The Field Mice
Snowball / Skywriting / For Keeps
B- / B / B
f you’re a Sarah Records fanatic, you could easily pick out three bands better than The Field Mice. Fact is, though, each of those bands never sold nearly the amount of records that The Field Mice did. So what exactly was the secret of their sound? What made the Mice more accessible to listeners?
You could look at the to-the-point of ridiculous naivete inherent in the lyrics of Robert Wratten. It’s an easy set-em-up-knock-em-down strawman that’s been there since the invention of the word twee, most likely. But there’s something to it: the black and white longing of Wratten’s most naked observations speaks to a subset of listeners looking for easy answers. Wratten hardly seems to grow from 1989 to 1991, over the course of the three albums Snowball, Skywriting, and For Keeps that were just recently reissued by LTM. But, then again, do we expect someone that nearly defines the term arrested development to grow lyrically?
That’s why the lyrics always felt more like a comforting pillow to lay your head upon. Each time out Wratten was going to be bringing the same game, merely in different permutations. Like a great craftsman, you could see in each successive album where Wratten cut a tiny bit deeper into the layers of despondency and hope that made up their songbook.

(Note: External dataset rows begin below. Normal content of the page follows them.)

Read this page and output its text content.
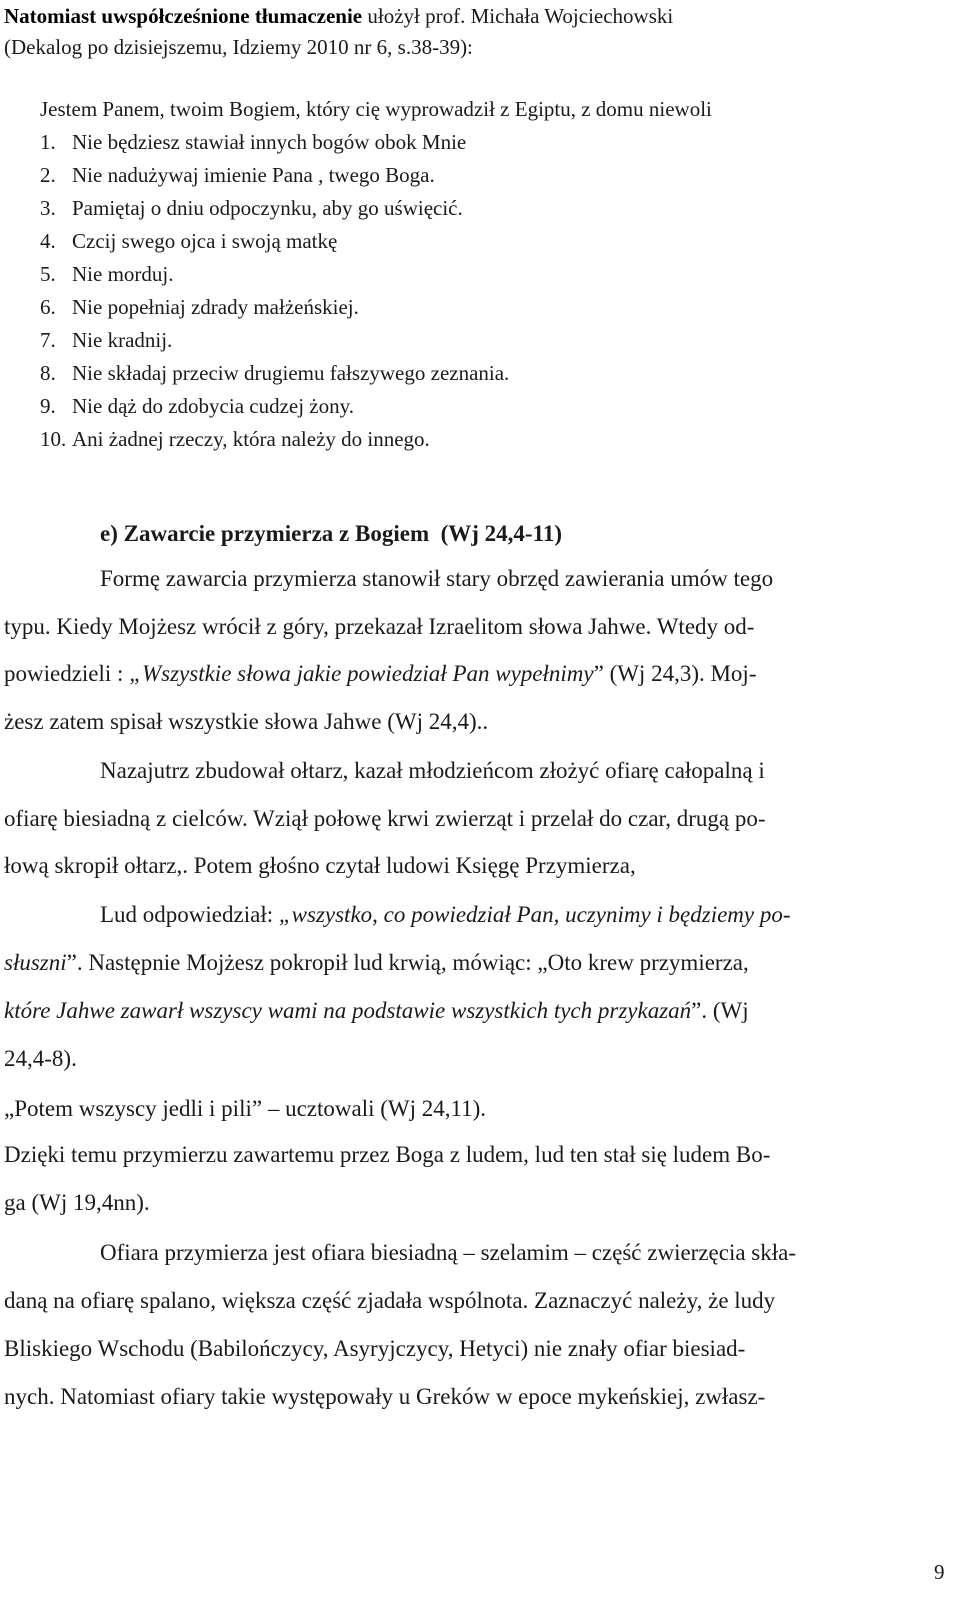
Natomiast uwspółcześnione tłumaczenie ułożył prof. Michała Wojciechowski
(Dekalog po dzisiejszemu, Idziemy 2010 nr 6, s.38-39):
Jestem Panem, twoim Bogiem, który cię wyprowadził z Egiptu, z domu niewoli
1. Nie będziesz stawiał innych bogów obok Mnie
2. Nie nadużywaj imienie Pana , twego Boga.
3. Pamiętaj o dniu odpoczynku, aby go uświęcić.
4. Czcij swego ojca i swoją matkę
5. Nie morduj.
6. Nie popełniaj zdrady małżeńskiej.
7. Nie kradnij.
8. Nie składaj przeciw drugiemu fałszywego zeznania.
9. Nie dąż do zdobycia cudzej żony.
10. Ani żadnej rzeczy, która należy do innego.
e) Zawarcie przymierza z Bogiem (Wj 24,4-11)
Formę zawarcia przymierza stanowił stary obrzęd zawierania umów tego
typu. Kiedy Mojżesz wrócił z góry, przekazał Izraelitom słowa Jahwe. Wtedy od-
powiedzieli : „Wszystkie słowa jakie powiedział Pan wypełnimy” (Wj 24,3). Moj-
żesz zatem spisał wszystkie słowa Jahwe (Wj 24,4)..
Nazajutrz zbudował ołtarz, kazał młodzieńcom złożyć ofiarę całopalną i
ofiarę biesiadną z cielców. Wziął połowę krwi zwierząt i przelał do czar, drugą po-
łową skropił ołtarz,. Potem głośno czytał ludowi Księgę Przymierza,
Lud odpowiedział: „wszystko, co powiedział Pan, uczynimy i będziemy po-
słuszni”. Następnie Mojżesz pokropił lud krwią, mówiąc: „Oto krew przymierza,
które Jahwe zawarł wszyscy wami na podstawie wszystkich tych przykazań”. (Wj
24,4-8).
„Potem wszyscy jedli i pili” – ucztowali (Wj 24,11).
Dzięki temu przymierzu zawartemu przez Boga z ludem, lud ten stał się ludem Bo-
ga (Wj 19,4nn).
Ofiara przymierza jest ofiara biesiadną – szelamim – część zwierzęcia skła-
daną na ofiarę spalano, większa część zjadała wspólnota. Zaznaczyć należy, że ludy
Bliskiego Wschodu (Babilończycy, Asyryjczycy, Hetyci) nie znały ofiar biesiad-
nych. Natomiast ofiary takie występowały u Greków w epoce mykeńskiej, zwłasz-
9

But where Wratten’s lyrics were like a warm blanket just out of the dryer, the music of the Field Mice was almost suspiciously forward-thinking for the type of pop that they so often got lumped into. Instead of being mere perfect-naturalist-pop hucksters, the Mice more often than not welded together a variety of disparate elements into a unified whole. Light dance beats, jangly guitars, Wratten’s fey vocals: if you thought about it for a moment it’s hard to imagine with this all worked as well as it did.
And what about tracks like the half-hearted “Blue Monday” rip “Triangle,” where almost everything you knew about the group was turned on its head? Or the proto-Spiritualized shoegaze of “Other Galaxies”? Or the country stomp of “An Earlier Autumn”? While the Field Mice sometimes get criticized for sounding the same, it hardly seems right. Or is that just the obsessive in me talking?
As a fan of the group, it’s easy to say that all of this records are essential listening. Why wouldn’t you want to immerse yourself in the minute differences of Sarah Records most popular band. If you’re not, though, and just looking to pick up one, it really depends on what you want: do you want the best album? Go for For Keeps, wherein the group sounds its most expansive and sophisticated. Do you want their most interesting album? Easily Skywriting, where the music that backs Wratten takes strange twists and turns that would never be equaled. Do you want the pure stuff? You have to check out Snowball: the group is just finding itself, but you can hear the seeds of everything without all of the glossy production. Good luck and let me know how it goes.